If the disrupting effects of banking are to be constrained, the authorities must drop their blinders and accept the need to guide and control the evolution of financial usages and practices. In a world of businessmen and financial intermediaries who aggressively seek profit, innovators will always win the game with regulators. The authorities cannot prevent changes in the structure of portfolios from occurring. What they can do is keep the asset to equity ratio of banks within bounds by setting equity absorption ratios for various types of assets. If the authorities constrain banks and are aware of the activities of fringe banks and other financial institutions, they are in a better position to attenuate the disruptive expansionary tendencies of our economy.
Bankers supervise borrowers and holders of lines of credit. Once a line of credit is opened, the banker has a continuing concern about the affairs of the borrower and about business and financial developments that can affect the customer's viability.
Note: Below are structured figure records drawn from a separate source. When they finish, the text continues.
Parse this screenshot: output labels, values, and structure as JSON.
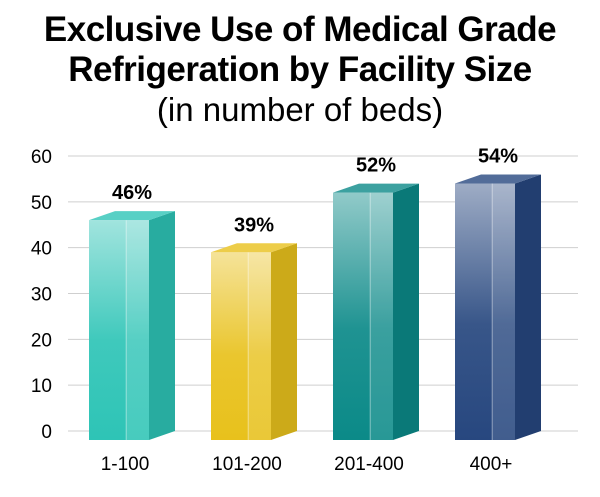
{
  "title_lines": [
    "Exclusive Use of Medical Grade",
    "Refrigeration by Facility Size"
  ],
  "subtitle": "(in number of beds)",
  "chart_data": {
    "type": "bar",
    "categories": [
      "1-100",
      "101-200",
      "201-400",
      "400+"
    ],
    "values": [
      46,
      39,
      52,
      54
    ],
    "data_labels": [
      "46%",
      "39%",
      "52%",
      "54%"
    ],
    "y_ticks": [
      0,
      10,
      20,
      30,
      40,
      50,
      60
    ],
    "ylim": [
      0,
      60
    ],
    "grid": true,
    "colors": [
      "#2ec4b6",
      "#e8c11c",
      "#0b8a88",
      "#27477f"
    ]
  }
}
Given his behavior as a lender, a bank as a borrower naturally accepts supervision from its actual or potential lenders. But depositor surveillance has disappeared, a victim of deposit insurance and the merger technique of dealing with distressed banks. Bank examination by the insuring or chartering agency is now a substitute for depositor surveillance. Thus the insuring authority should have power to constrain and control business practices of its policy holders. If the deposits were uninsured, depositors would walk away from banks with low equity ratios and suspect assets. As substitutes for this depositor surveillance, the regulating and insuring authorities must be able to constrain bank asset to equity ratios and asset structures.
Commercial bank reserves mainly result from the ownership of government securities by the Federal Reserve. The government security/open market technique of supplying reserves to the banking system is not the only way reserves can be furnished. Prior to the Great Depression, a major part of reserves that were not based on gold were based on borrowings by banks at the discount window. The resurrection of the discount window as a normal source of bank reserves is a way of tightening Federal Reserve control over commercial banks. If commercial banks normally borrow at the Federal Reserve discount window, they will necessarily accept and be responsive to guidance by the Federal Reserve.
As long as bank reserves are mainly the result of open-market purchases of government securities, the giant banks are virtually immune to Federal Reserve pressures. If normal functioning required banks to borrow at the discount window, then the capital adequacy and asset structure of banks would be under Federal Reserve supervision. This would then diminish the destabilizing influences in our economy that result from too rapid an expansion of bank financing of business and asset holdings.